È stato pubblicato sulla rivista scientifica AgriEngineering (2026) un nuovo studio intitolato “Evaluation of Different Mechanized Wheat Harvesting Systems in Egypt: Case Study Within the EU-KAFI Programme”, che fornisce raccomandazioni basate su evidenze scientifiche sui sistemi di raccolta meccanizzata del grano più adatti al contesto egiziano. Lo studio mira a individuare le soluzioni più appropriate per i piccoli e medi agricoltori, contribuendo a ridurre le perdite di prodotto, aumentare la produttività e rafforzare la sicurezza alimentare del Paese.
I risultati dimostrano che non esiste un’unica macchina per la raccolta in grado di rispondere efficacemente a tutte le condizioni agricole, in particolare nelle aziende di piccole dimensioni e caratterizzate da un’elevata frammentazione fondiaria del Delta del Nilo. La ricerca ha applicato una metodologia di valutazione comparativa dei diversi sistemi di raccolta, considerando prestazioni, costi e perdite di granella, giungendo a raccomandazioni che favoriscono una meccanizzazione più efficiente e adeguata ai diversi contesti produttivi dell’Egitto.
Lo studio conferma che la scelta della macchina più idonea dipende dalle dimensioni dell’azienda agricola e dalla capacità economica degli agricoltori, evidenziando la necessità di adottare soluzioni di meccanizzazione differenziate e calibrate sulle specificità dei diversi territori. I risultati indicano che la mietitrebbia con barra di taglio da 2 metri rappresenta la soluzione più adatta per le piccole aziende situate nelle old lands, mentre la mietitrebbia da 4 metri offre le migliori prestazioni nelle aziende di maggiori dimensioni delle new lands. La mietilegatrice (reaper-binder) rimane una valida opzione nei sistemi agricoli misti, mentre la mietitrebbia verticale da 1,2 metri ha ottenuto risultati meno favorevoli a causa delle maggiori perdite di granella in rapporto ai costi di utilizzo.

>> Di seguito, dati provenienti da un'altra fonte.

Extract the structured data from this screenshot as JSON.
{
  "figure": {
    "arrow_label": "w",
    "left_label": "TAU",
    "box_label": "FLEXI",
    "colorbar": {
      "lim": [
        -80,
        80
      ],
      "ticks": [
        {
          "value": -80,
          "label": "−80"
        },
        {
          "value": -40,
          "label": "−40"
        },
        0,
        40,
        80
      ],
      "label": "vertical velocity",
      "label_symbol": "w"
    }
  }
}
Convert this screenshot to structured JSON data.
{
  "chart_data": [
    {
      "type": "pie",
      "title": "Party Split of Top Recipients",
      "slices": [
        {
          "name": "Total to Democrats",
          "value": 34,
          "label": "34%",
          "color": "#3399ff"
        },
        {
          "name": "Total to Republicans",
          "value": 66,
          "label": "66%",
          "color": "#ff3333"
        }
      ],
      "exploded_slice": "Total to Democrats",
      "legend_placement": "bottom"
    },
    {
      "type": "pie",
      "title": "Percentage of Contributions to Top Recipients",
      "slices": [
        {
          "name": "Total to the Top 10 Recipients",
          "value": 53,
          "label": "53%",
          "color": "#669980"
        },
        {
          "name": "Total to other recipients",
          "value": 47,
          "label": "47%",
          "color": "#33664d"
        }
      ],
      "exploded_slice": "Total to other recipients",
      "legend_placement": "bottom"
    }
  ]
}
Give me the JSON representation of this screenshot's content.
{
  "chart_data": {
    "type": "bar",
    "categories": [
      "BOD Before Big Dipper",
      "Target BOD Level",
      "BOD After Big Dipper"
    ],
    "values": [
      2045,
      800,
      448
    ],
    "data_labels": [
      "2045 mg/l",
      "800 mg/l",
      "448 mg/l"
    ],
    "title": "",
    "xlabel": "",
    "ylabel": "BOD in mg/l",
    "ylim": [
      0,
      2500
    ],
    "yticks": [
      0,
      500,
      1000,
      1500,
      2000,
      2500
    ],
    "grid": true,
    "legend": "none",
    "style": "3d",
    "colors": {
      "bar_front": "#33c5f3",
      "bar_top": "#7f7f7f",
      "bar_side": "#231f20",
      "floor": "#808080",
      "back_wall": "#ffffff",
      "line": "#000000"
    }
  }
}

Lo studio è stato inizialmente realizzato per valutare e identificare le reali esigenze di meccanizzazione degli agricoltori, assicurando che la selezione delle attrezzature fosse basata su solide evidenze scientifiche. Sulla base dei risultati ottenuti, il Programma EU-KAFI ha quindi avviato l’acquisizione delle macchine agricole raccomandate, confermando il proprio impegno a promuovere uno sviluppo agricolo sostenibile fondato sull’evidenza scientifica e a rafforzare il collegamento tra ricerca e applicazione pratica nelle aziende agricole egiziane.
Parallelamente ai risultati dello studio, l’Agenzia Italiana per la Cooperazione allo Sviluppo (AICS), con il supporto degli esperti italiani del Consiglio per la Ricerca in Agricoltura e l’Analisi dell’Economia Agraria (CREA), sta realizzando programmi di formazione rivolti a tecnici e operatori delle macchine agricole sull’utilizzo ottimale delle attrezzature, sulla manutenzione e sugli standard di sicurezza. Le attività formative, previste per il prossimo mese di aprile, hanno l’obiettivo di rafforzare le competenze tecniche degli operatori e garantire un impiego sicuro ed efficiente delle macchine, adeguato alle condizioni locali.
Queste iniziative si inseriscono nel più ampio quadro del Programma EU-KAFI, finanziato dall’Unione europea, che sostiene i piccoli e medi agricoltori attraverso la fornitura di macchinari agricoli lungo l’intero ciclo produttivo del grano, dalla semina alla raccolta. Grazie a un approccio integrato che combina ricerca scientifica, rafforzamento delle capacità tecniche e acquisizione di attrezzature adeguate, il Programma continua a contribuire all’aumento della produttività del grano in Egitto e al rafforzamento del sistema nazionale di sicurezza alimentare.